Joseph Percoco, Gov. Andrew M. Cuomo's former top aide, leaves a...

Joseph Percoco, Gov. Andrew M. Cuomo's former top aide, leaves a federal courthouse in Manhattan after his conviction on corruption charges on March 13, 2018. Credit: Charles Eckert

ALBANY — The state ethics board under a court order confirmed Thursday that it took a vote on whether a former Cuomo aide should be investigated for using state offices and resources while running the governor’s re-election campaign.

But the state Joint Commission on Public Ethics board still won’t say what that vote called for.

“I was present at a meeting of the commission on Jan. 29, 2019, at which time a vote was taken on whether to commence a substantial basis investigation based on the complaints,” stated JCOPE’s general counsel, Monica Stamm, in a letter to the court dated Thursday.

JCOPE spokesman Walter McClure wouldn’t comment further.

State Republican Party chairman Ed Cox had lodged the complaint involving Joseph Percoco, the former top aide to Gov. Andrew M. Cuomo until his corruption conviction last year, and brought the issue to state Supreme Court in Albany to force JCOPE to vote. 

“JCOPE’s actions, despite hard evidence, including sworn testimony from the federal Percoco trial, to continuously protect Governor Cuomo from prosecution have been nothing short of corrupt,” Cox said Thursday. “They are making a mockery of our legal system and we will not rest until justice has been served.”

Cuomo spokesman Rich Azzopardi said the governor knew nothing of Percoco's activities and would cooperate fully in any investigation.
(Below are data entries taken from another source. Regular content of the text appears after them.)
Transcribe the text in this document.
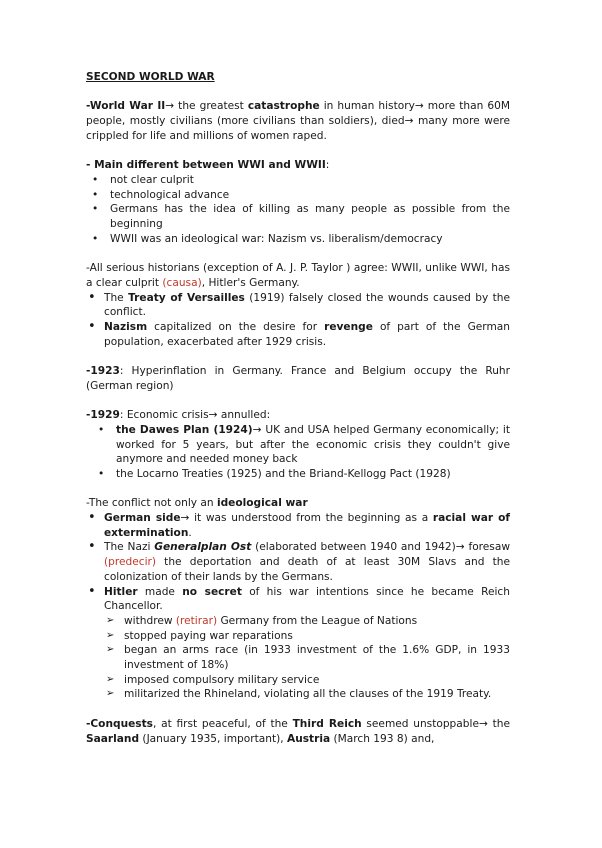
SECOND WORLD WAR

-World War II→ the greatest catastrophe in human history→ more than 60M people, mostly civilians (more civilians than soldiers), died→ many more were crippled for life and millions of women raped.

- Main different between WWI and WWII:

• not clear culprit
• technological advance
• Germans has the idea of killing as many people as possible from the beginning
• WWII was an ideological war: Nazism vs. liberalism/democracy

-All serious historians (exception of A. J. P. Taylor ) agree: WWII, unlike WWI, has a clear culprit (causa), Hitler's Germany.

• The Treaty of Versailles (1919) falsely closed the wounds caused by the conflict.
• Nazism capitalized on the desire for revenge of part of the German population, exacerbated after 1929 crisis.

-1923: Hyperinflation in Germany. France and Belgium occupy the Ruhr (German region)

-1929: Economic crisis→ annulled:

• the Dawes Plan (1924)→ UK and USA helped Germany economically; it worked for 5 years, but after the economic crisis they couldn't give anymore and needed money back
• the Locarno Treaties (1925) and the Briand-Kellogg Pact (1928)

-The conflict not only an ideological war

• German side→ it was understood from the beginning as a racial war of extermination.
• The Nazi Generalplan Ost (elaborated between 1940 and 1942)→ foresaw (predecir) the deportation and death of at least 30M Slavs and the colonization of their lands by the Germans.
• Hitler made no secret of his war intentions since he became Reich Chancellor.
➢ withdrew (retirar) Germany from the League of Nations
➢ stopped paying war reparations
➢ began an arms race (in 1933 investment of the 1.6% GDP, in 1933 investment of 18%)
➢ imposed compulsory military service
➢ militarized the Rhineland, violating all the clauses of the 1919 Treaty.

-Conquests, at first peaceful, of the Third Reich seemed unstoppable→ the Saarland (January 1935, important), Austria (March 193 8) and,
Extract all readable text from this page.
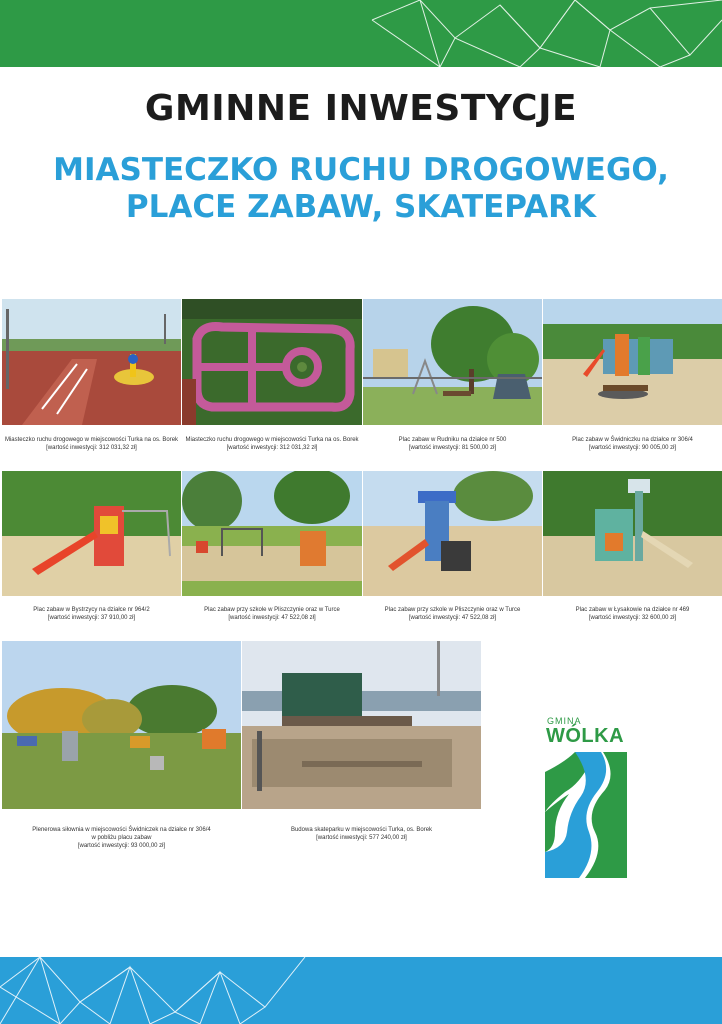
GMINNE INWESTYCJE
MIASTECZKO RUCHU DROGOWEGO,
PLACE ZABAW, SKATEPARK
Miasteczko ruchu drogowego w miejscowości Turka na os. Borek
[wartość inwestycji: 312 031,32 zł]
Miasteczko ruchu drogowego w miejscowości Turka na os. Borek
[wartość inwestycji: 312 031,32 zł]
Plac zabaw w Rudniku na działce nr 500
[wartość inwestycji: 81 500,00 zł]
Plac zabaw w Świdniczku na działce nr 306/4
[wartość inwestycji: 90 005,00 zł]
Plac zabaw w Bystrzycy na działce nr 964/2
[wartość inwestycji: 37 910,00 zł]
Plac zabaw przy szkole w Pliszczynie oraz w Turce
[wartość inwestycji: 47 522,08 zł]
Plac zabaw przy szkole w Pliszczynie oraz w Turce
[wartość inwestycji: 47 522,08 zł]
Plac zabaw w Łysakowie na działce nr 469
[wartość inwestycji: 32 600,00 zł]
Plenerowa siłownia w miejscowości Świdniczek na działce nr 306/4
w pobliżu placu zabaw
[wartość inwestycji: 93 000,00 zł]
Budowa skateparku w miejscowości Turka, os. Borek
[wartość inwestycji: 577 240,00 zł]
GMINA
WÓLKA
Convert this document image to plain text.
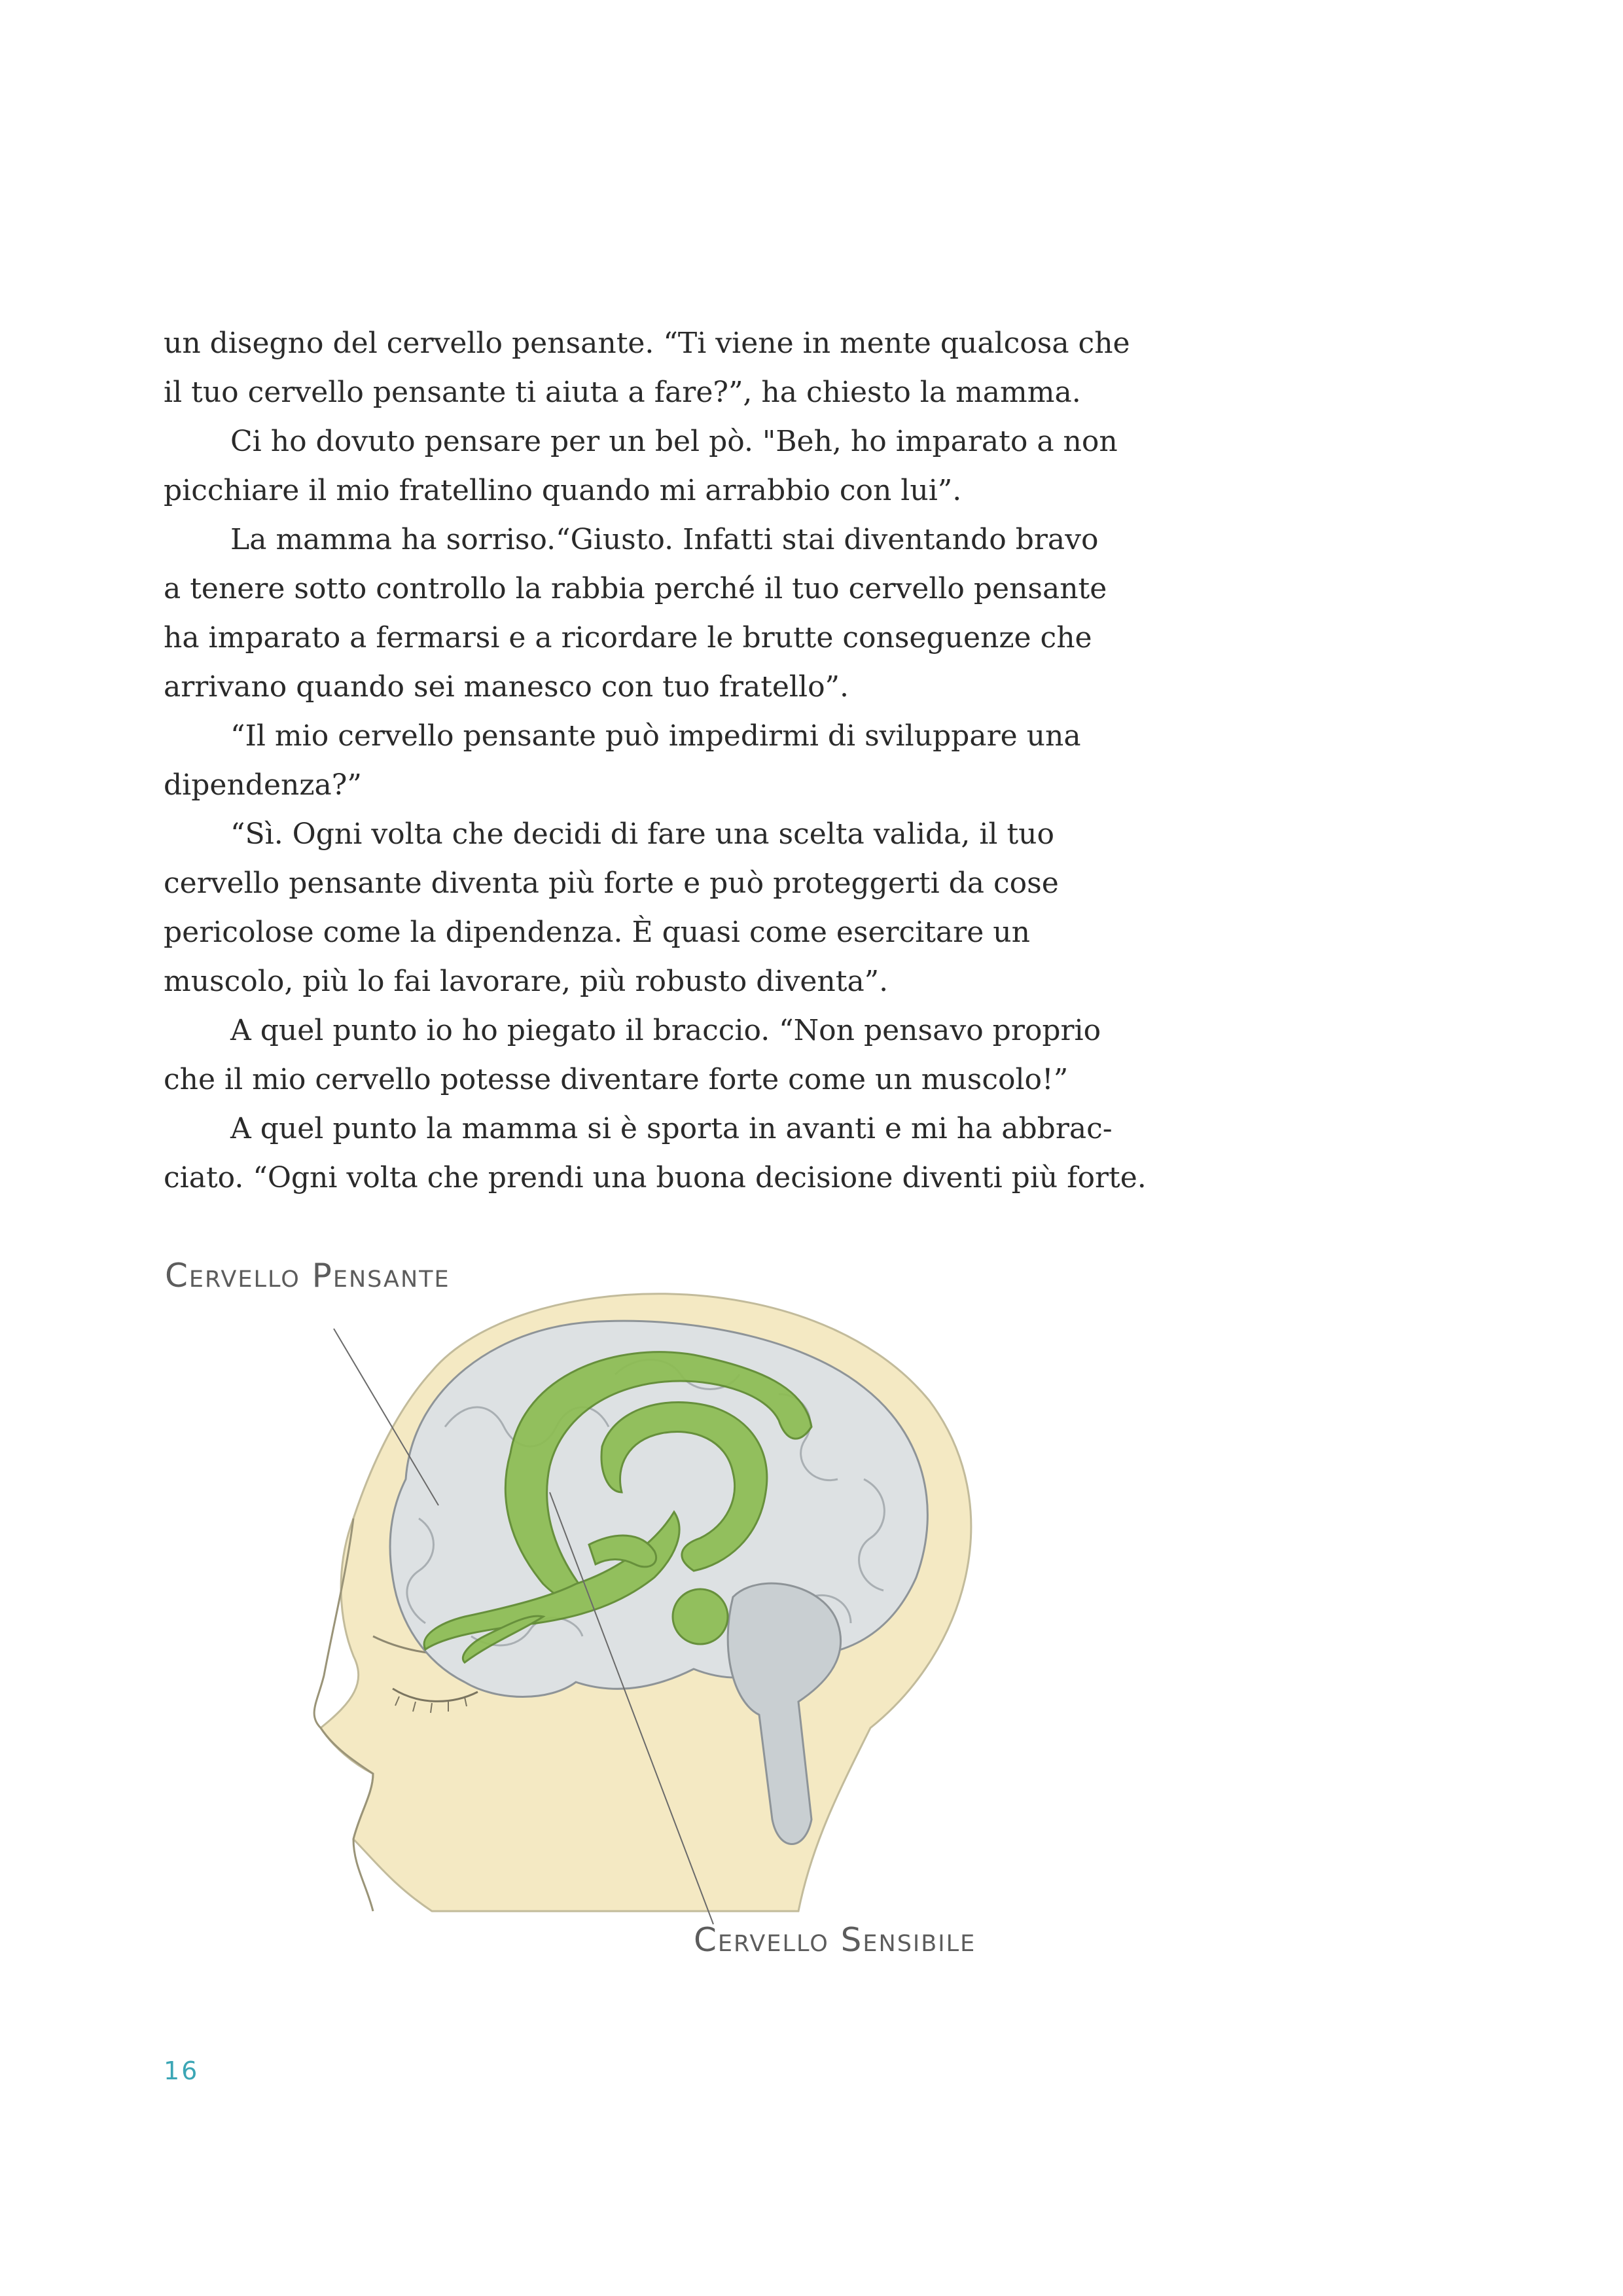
un disegno del cervello pensante. “Ti viene in mente qualcosa che
il tuo cervello pensante ti aiuta a fare?”, ha chiesto la mamma.
Ci ho dovuto pensare per un bel pò. "Beh, ho imparato a non
picchiare il mio fratellino quando mi arrabbio con lui”.
La mamma ha sorriso.“Giusto. Infatti stai diventando bravo
a tenere sotto controllo la rabbia perché il tuo cervello pensante
ha imparato a fermarsi e a ricordare le brutte conseguenze che
arrivano quando sei manesco con tuo fratello”.
“Il mio cervello pensante può impedirmi di sviluppare una
dipendenza?”
“Sì. Ogni volta che decidi di fare una scelta valida, il tuo
cervello pensante diventa più forte e può proteggerti da cose
pericolose come la dipendenza. È quasi come esercitare un
muscolo, più lo fai lavorare, più robusto diventa”.
A quel punto io ho piegato il braccio. “Non pensavo proprio
che il mio cervello potesse diventare forte come un muscolo!”
A quel punto la mamma si è sporta in avanti e mi ha abbrac-
ciato. “Ogni volta che prendi una buona decisione diventi più forte.
Cervello Pensante
Cervello Sensibile
16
The case stems from testimony in the corruption trial of Percoco. In that trial, Cuomo officials confirmed that Percoco, while he was Cuomo’s campaign manager, routinely used his former office and state resources while Percoco was on leave from his state job. Prosecutors said Percoco used the office at least 68 days from May 2014 to December 2014, making 837 phone calls on state phones.

In March, Percoco was convicted of taking more than $300,000 in bribes from developers who handled state contracts and whose principals were big donors to Cuomo’s campaigns. Cuomo was never accused of wrongdoing.

“If anyone denies that JCOPE is broken and busted now, they are delusional,” said David Grandeau, the former executive director of the state Lobbying Commission that was dissolved to create JCOPE.

Cuomo created JCOPE in 2011 as a new board to handle ethical behavior as well as enforcement of lobbying laws. But JCOPE was quickly criticized by good-government groups for its rules, which allows it to keep complaints and investigations secret unless someone is sanctioned, exempts itself from the state Freedom of Information Law, and allows a member to block a probe that could be aimed at the leader who appointed the board member. An original member, Ravi Batra, resigned because he said JCOPE, headed and staffed mostly by former Cuomo staffers, was too close to the governor.